06/01/2020, 12:37 PM
At the place I'm at right now, we're slightly, um, behind in infrastructure... so we do this out of necessity. We have a library of custom-made Tasks, to support a loose polling mechanism. I poll every N minutes for a parquet file (lose the CSV!). If it exists, carry on, else skip it all and end. Imagine a chain of these where one process posts a file, and subsequent decoupled flows poll for anything new. It's a little -- a lot -- heavy, and the paradigm using ifelse is being reviewed by some really smart people. e.g., @Jim Crist-Harif In BPMN the token would just end, but in Prefect, the non-making ifelse branch will just skip. Makes for heavy logs, but does in fact do the trick.

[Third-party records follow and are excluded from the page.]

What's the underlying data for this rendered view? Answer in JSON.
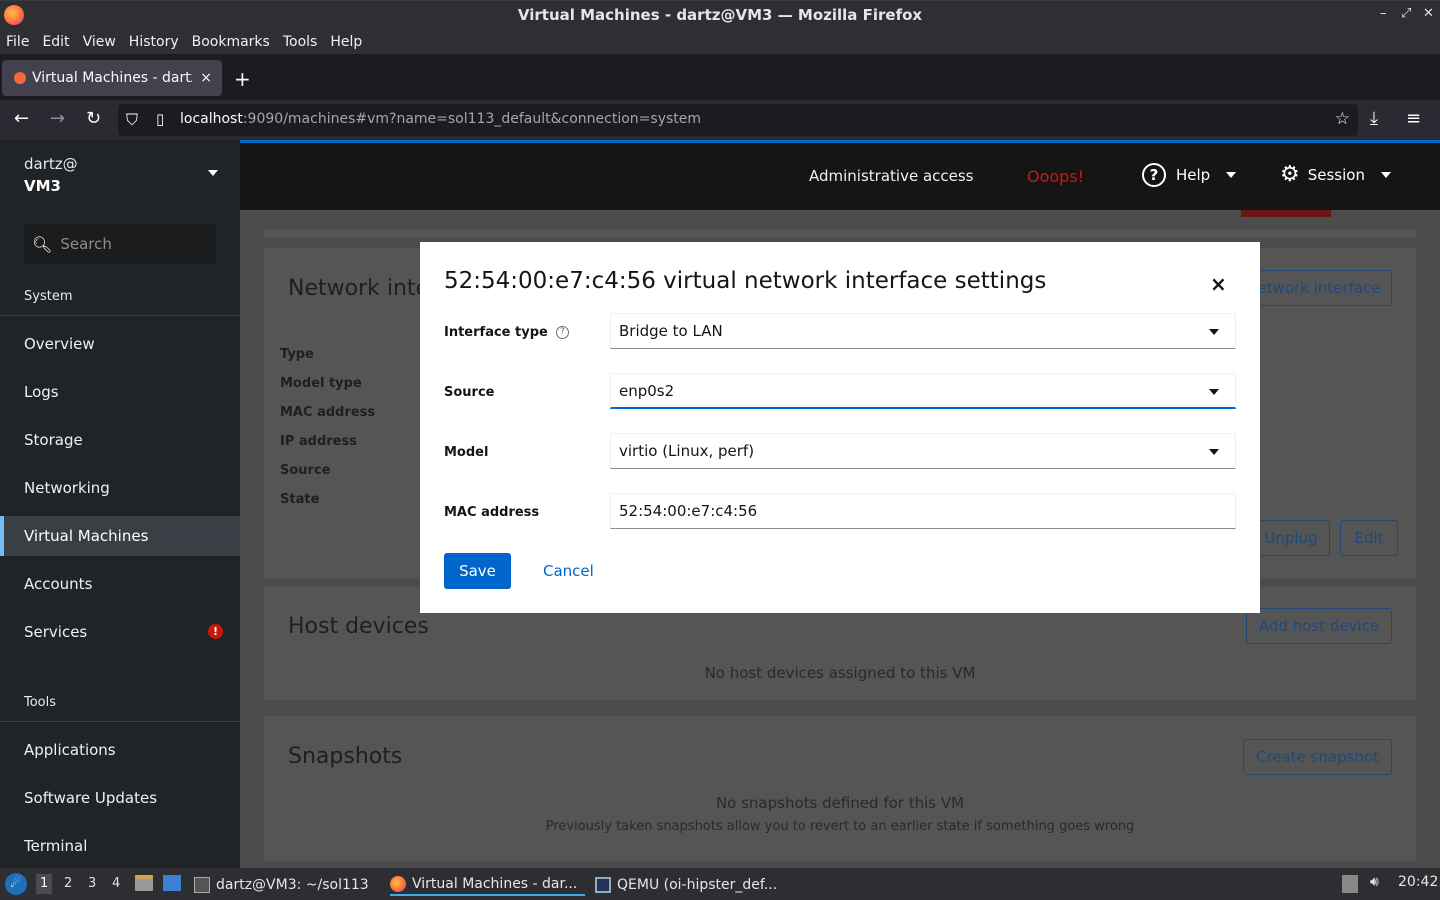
{
  "window": {
    "title": "Virtual Machines - dartz@VM3 — Mozilla Firefox",
    "controls": [
      "–",
      "⤢",
      "✕"
    ]
  },
  "menubar": [
    "File",
    "Edit",
    "View",
    "History",
    "Bookmarks",
    "Tools",
    "Help"
  ],
  "tab": {
    "title": "Virtual Machines - dartz@",
    "close": "×",
    "new": "+"
  },
  "nav": {
    "back": "←",
    "forward": "→",
    "reload": "↻",
    "url_host": "localhost",
    "url_rest": ":9090/machines#vm?name=sol113_default&connection=system",
    "download": "⤓",
    "menu": "≡"
  },
  "sidebar": {
    "user": "dartz@",
    "host": "VM3",
    "search_placeholder": "Search",
    "system_label": "System",
    "tools_label": "Tools",
    "system_items": [
      "Overview",
      "Logs",
      "Storage",
      "Networking",
      "Virtual Machines",
      "Accounts",
      "Services"
    ],
    "tools_items": [
      "Applications",
      "Software Updates",
      "Terminal"
    ],
    "active_item": "Virtual Machines",
    "services_badge": "!"
  },
  "masthead": {
    "admin": "Administrative access",
    "ooops": "Ooops!",
    "help": "Help",
    "session": "Session"
  },
  "background": {
    "network_title": "Network inte",
    "add_network_btn": "etwork interface",
    "labels": [
      "Type",
      "Model type",
      "MAC address",
      "IP address",
      "Source",
      "State"
    ],
    "unplug_btn": "Unplug",
    "edit_btn": "Edit",
    "host_devices_title": "Host devices",
    "add_host_device_btn": "Add host device",
    "no_host_devices": "No host devices assigned to this VM",
    "snapshots_title": "Snapshots",
    "create_snapshot_btn": "Create snapshot",
    "no_snapshots": "No snapshots defined for this VM",
    "snapshots_hint": "Previously taken snapshots allow you to revert to an earlier state if something goes wrong"
  },
  "modal": {
    "title": "52:54:00:e7:c4:56 virtual network interface settings",
    "close": "×",
    "interface_type_label": "Interface type",
    "interface_type_value": "Bridge to LAN",
    "source_label": "Source",
    "source_value": "enp0s2",
    "model_label": "Model",
    "model_value": "virtio (Linux, perf)",
    "mac_label": "MAC address",
    "mac_value": "52:54:00:e7:c4:56",
    "save": "Save",
    "cancel": "Cancel"
  },
  "taskbar": {
    "workspaces": [
      "1",
      "2",
      "3",
      "4"
    ],
    "terminal_task": "dartz@VM3: ~/sol113",
    "firefox_task": "Virtual Machines - dar...",
    "qemu_task": "QEMU (oi-hipster_def...",
    "clock": "20:42"
  }
}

We've played with using queuing -- for whatever reason we don't have k8s, but do have every-known-queuing-solution-ever-made. <shrug/> But in the end we have to poll/subscribe to that... so we've continued to refine the polling-parquet-post-parquet solution where we can't pickle. Aside, I imagine someone might look at that and say -- have you heard of NiFi? I'm told that's coming someday... but even so, we'd still have to poll for events and task triggers. Finally, re crontab. Yup. We use either a Jenkins to schedule flows directly -- it might be an anti-pattern, but it's extremely visible if things go wrong -- or crontab. And Ansible. Jenkins to update crontab using Ansible.